Consentimento continuado
O avanço da civilização humana no último século, principalmente em relação à dignidade da pessoa, impôs a todos novo modelo de convivência social, tanto nas relações diretas quanto nas inter-relações. Na relação médico-paciente não foi diferente, e nem poderia, sendo a medicina profissão de alto caráter humanístico. No plano prático, um dos reflexos mais acentuados foi a imposição da participação efetiva do paciente nas decisões terapêuticas a que deva ser submetido.
O princípio da autonomia (ou da liberdade) determina que o paciente deva ser o protagonista de seu destino, devendo o médico informá-lo e conscientizá-lo das possibilidades do tratamento, dos seus riscos e possíveis benefícios, a ponto de torná-lo capaz de decidir livremente o que lhe convier.
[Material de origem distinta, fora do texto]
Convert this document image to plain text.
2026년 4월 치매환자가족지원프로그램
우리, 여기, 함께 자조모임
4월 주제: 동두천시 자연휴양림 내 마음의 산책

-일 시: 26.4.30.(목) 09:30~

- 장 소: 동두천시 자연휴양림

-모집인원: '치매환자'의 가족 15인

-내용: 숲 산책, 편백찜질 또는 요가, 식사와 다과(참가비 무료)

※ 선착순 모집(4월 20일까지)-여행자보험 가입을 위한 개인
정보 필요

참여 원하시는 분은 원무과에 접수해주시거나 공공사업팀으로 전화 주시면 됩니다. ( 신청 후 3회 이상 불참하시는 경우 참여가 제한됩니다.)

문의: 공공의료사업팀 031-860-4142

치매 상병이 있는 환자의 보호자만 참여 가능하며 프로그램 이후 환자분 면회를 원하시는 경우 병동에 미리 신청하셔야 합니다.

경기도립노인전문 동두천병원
Logicamente que esta ordem não vale em casos de risco iminente de vida, quando, então, cabe ao médico, excepcionalmente, tomar as rédeas da situação e realizar o procedimento que a urgência exigir, sem necessidade de ouvir o paciente ou seu representante legal. No entanto, há casos que o primeiro consentimento dado pelo paciente (consentimento primário) não abre as portas para qualquer procedimento ser realizado sem que seja ele novamente consultado.
O consentimento de internação, por exemplo, não é um salvo conduto para o médico realizar qualquer terapia durante sua permanência nosocomial. Até porque cada procedimento tem seu grau de risco e possibilidades de sucesso, além dos anseios, perspectivas e expectativas pessoais de cada indivíduo, idiossincrasia que justifica nova consulta à vontade do doente ou seu representante legal sempre que houver mudanças significativas nas condutas terapêuticas.
Esses consentimentos continuados (ou secundários) tornam-se necessários, mormente em casos cuja gravidade da nosologia exige tratamentos longos e penosos, envolvendo equipes multidisciplinares, de várias especialidades médicas, e revela-se de grande importância nos dias atuais, onde os conflitos entre médicos e pacientes tendem a agudizar-se. É o preço da modernidade.
O autor é advogado atuante no ramo do Direito Médico.